Ils avaient tiré une seconde salve, sans doute pour l'impressionner, et les balles avaient ricoché sur les murs de pierre.

Derrière Akhimas, Evguénia avait chuchoté : " Je vais sortir. Il fait nuit, j'ai ma cape, et ils ne comprendront pas. Ils penseront que c'est toi. Ils quitteront leur abri, et tu n'auras plus qu'à les tuer tous. "
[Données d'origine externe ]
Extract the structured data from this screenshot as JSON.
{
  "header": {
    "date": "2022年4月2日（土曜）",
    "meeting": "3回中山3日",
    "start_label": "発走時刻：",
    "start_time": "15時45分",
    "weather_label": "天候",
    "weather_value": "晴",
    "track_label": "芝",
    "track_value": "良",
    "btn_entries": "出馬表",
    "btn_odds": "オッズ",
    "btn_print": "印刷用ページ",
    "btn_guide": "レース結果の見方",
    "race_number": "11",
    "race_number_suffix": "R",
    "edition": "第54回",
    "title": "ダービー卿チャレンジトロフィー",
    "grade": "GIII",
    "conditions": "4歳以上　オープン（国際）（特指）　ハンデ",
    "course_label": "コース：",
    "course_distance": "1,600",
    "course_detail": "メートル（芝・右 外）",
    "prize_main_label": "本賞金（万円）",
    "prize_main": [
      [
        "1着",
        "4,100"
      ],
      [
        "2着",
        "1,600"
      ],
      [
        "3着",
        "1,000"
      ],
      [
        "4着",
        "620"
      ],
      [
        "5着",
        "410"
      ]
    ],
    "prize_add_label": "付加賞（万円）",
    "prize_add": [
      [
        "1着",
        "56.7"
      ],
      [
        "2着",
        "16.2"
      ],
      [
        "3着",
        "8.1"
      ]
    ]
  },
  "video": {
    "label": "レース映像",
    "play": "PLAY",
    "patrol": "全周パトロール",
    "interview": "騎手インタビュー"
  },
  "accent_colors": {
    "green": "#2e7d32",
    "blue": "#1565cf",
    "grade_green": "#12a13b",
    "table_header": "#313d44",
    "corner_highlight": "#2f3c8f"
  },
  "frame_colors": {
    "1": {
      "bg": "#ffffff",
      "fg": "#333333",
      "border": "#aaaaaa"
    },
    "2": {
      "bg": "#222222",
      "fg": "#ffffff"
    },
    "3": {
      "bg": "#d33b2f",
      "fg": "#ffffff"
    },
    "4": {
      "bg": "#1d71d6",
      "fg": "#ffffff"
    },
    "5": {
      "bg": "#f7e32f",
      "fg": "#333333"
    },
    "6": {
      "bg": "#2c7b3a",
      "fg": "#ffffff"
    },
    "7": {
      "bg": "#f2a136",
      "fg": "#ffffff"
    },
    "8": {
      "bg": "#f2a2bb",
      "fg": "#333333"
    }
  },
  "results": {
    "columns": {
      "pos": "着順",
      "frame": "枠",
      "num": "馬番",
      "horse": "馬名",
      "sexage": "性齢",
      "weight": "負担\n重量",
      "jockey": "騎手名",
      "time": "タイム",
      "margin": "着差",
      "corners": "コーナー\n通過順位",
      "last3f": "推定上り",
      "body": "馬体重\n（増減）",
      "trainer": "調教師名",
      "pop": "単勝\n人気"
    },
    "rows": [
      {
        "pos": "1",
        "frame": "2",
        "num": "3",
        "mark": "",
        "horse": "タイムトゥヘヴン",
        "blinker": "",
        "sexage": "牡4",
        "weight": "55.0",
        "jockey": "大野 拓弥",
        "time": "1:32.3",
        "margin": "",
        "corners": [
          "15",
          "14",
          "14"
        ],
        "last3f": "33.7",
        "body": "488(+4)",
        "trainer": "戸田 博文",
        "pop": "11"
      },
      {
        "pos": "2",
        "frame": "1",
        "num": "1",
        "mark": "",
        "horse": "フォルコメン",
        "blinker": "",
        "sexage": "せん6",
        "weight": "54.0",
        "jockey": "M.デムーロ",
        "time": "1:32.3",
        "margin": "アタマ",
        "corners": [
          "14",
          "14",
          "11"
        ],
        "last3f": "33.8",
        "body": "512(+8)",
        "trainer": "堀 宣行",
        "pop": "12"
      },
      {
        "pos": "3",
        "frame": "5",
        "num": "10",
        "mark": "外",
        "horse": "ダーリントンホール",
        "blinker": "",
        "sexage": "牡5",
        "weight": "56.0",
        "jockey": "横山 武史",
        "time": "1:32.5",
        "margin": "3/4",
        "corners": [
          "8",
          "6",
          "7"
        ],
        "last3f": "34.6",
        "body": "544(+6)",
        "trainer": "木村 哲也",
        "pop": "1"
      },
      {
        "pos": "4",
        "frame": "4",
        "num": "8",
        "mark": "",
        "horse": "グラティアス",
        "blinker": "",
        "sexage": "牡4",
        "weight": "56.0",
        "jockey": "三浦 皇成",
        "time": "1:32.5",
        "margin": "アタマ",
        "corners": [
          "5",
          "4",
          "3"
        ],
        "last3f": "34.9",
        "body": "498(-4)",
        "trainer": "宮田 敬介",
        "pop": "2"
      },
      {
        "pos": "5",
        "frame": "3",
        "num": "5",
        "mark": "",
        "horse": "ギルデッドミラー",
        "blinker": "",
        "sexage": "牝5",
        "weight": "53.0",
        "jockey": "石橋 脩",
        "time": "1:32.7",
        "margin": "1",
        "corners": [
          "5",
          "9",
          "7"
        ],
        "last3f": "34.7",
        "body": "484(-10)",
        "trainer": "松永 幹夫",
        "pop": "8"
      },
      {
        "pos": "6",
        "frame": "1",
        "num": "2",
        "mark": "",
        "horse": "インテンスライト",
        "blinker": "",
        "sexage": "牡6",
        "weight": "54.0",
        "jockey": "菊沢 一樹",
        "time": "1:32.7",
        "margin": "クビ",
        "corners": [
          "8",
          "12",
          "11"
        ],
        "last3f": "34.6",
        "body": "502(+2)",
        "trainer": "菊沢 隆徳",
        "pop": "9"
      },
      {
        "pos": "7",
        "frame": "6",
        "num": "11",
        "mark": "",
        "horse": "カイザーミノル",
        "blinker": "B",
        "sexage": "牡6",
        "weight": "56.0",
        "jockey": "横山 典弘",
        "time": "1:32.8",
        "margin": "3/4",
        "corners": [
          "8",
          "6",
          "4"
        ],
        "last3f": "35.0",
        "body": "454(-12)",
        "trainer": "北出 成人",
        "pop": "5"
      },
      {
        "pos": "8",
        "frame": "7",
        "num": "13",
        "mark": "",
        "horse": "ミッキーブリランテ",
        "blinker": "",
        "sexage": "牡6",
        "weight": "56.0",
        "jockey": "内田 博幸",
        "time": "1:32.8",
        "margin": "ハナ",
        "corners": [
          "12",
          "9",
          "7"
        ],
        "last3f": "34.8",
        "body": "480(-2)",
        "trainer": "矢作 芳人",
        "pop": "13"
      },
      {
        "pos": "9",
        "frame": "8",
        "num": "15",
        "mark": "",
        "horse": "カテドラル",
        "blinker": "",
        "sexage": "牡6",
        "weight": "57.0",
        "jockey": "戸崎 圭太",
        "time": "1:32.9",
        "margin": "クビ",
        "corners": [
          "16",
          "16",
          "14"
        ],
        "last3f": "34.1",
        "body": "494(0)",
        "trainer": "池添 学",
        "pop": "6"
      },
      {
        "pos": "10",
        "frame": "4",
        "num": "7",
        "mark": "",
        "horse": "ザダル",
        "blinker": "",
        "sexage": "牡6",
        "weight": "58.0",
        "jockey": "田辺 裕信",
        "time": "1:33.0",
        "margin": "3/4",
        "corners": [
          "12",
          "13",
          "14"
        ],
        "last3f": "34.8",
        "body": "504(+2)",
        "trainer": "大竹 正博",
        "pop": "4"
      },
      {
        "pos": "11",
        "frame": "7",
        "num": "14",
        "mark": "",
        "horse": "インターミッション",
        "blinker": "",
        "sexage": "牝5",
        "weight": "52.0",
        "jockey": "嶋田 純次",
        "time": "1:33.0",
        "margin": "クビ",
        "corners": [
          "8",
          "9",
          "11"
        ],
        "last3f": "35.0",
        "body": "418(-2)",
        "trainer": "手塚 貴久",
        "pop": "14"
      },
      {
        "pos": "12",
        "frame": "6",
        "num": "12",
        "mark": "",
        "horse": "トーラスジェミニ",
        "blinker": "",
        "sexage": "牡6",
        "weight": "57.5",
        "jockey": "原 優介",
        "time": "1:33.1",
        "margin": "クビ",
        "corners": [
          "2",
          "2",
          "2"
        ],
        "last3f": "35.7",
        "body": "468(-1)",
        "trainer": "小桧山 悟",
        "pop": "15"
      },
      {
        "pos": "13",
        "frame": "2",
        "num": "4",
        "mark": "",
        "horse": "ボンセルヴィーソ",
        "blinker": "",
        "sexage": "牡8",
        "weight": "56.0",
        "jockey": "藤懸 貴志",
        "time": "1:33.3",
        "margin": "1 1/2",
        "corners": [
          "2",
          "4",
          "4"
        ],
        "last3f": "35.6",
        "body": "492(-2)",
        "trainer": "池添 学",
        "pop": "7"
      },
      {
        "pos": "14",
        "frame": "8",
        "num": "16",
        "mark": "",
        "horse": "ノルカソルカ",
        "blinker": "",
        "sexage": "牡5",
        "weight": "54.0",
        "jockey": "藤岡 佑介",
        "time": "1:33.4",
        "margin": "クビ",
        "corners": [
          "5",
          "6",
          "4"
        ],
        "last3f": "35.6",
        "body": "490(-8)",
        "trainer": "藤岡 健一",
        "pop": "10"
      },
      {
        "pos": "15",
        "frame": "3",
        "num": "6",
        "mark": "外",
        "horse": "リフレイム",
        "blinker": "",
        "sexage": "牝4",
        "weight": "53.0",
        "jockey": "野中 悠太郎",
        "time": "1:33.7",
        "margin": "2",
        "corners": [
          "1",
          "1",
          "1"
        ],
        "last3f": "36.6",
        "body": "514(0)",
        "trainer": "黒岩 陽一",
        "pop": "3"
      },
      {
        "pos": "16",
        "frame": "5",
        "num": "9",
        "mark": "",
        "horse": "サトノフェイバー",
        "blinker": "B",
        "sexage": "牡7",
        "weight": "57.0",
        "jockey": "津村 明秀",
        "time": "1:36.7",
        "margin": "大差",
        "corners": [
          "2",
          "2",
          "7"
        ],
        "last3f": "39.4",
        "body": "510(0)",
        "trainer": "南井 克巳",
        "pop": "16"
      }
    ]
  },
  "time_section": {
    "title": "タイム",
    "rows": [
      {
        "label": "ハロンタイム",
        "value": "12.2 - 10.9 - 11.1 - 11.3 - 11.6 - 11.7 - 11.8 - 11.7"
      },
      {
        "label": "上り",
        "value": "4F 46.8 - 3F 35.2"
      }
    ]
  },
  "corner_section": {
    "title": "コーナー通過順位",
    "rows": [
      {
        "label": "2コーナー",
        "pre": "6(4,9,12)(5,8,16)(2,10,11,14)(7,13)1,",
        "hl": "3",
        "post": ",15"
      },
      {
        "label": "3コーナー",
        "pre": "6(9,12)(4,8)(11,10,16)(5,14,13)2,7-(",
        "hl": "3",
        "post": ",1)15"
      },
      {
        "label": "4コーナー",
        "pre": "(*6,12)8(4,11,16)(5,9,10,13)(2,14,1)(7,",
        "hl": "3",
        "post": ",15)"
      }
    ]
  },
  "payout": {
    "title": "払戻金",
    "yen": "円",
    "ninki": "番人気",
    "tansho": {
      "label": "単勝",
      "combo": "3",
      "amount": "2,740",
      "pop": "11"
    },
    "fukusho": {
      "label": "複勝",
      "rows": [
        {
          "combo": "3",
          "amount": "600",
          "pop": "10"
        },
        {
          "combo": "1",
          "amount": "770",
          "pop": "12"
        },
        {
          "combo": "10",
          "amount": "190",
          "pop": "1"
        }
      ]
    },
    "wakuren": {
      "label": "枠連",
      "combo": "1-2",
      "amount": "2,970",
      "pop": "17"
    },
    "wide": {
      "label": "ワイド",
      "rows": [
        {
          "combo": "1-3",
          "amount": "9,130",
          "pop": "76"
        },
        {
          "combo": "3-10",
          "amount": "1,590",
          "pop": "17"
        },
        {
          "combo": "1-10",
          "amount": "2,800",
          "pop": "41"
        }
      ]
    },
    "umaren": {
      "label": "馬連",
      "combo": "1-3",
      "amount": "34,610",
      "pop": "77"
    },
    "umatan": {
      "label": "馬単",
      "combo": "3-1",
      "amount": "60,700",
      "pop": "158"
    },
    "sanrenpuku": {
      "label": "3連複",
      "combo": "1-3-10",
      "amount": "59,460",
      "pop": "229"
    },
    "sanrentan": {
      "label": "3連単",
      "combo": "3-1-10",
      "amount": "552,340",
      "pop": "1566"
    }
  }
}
Akhimas avait réfléchi à sa proposition. Maintenant, s'il en avait envie, il pouvait emmener Evguénia : l'un des trois chevaux était disponible. Ce qui était bête, c'était de ne pas pouvoir atteindre le fourré. " Non, avait-il dit, ils me craignent trop, ils tireront tout de suite. - Mais non, avait répondu Evguénia. Je lèverai mes mains très haut. "

Elle avait facilement enjambé Akhimas qui restait tapi au sol et était sortie, les bras écartés sur les côtés, comme si elle craignait de perdre l'équilibre. A peine avait-elle fait cinq pas que des coups de feu avaient fusé.

Evguénia était tombée en arrière. Descendant précautionneusement de la terrasse obscure, quatre silhouettes s'étaient approchées du corps immobile. J'avais raison, s'était dit Akhimas, ils ont tiré. Et il les avait tués tous les quatre.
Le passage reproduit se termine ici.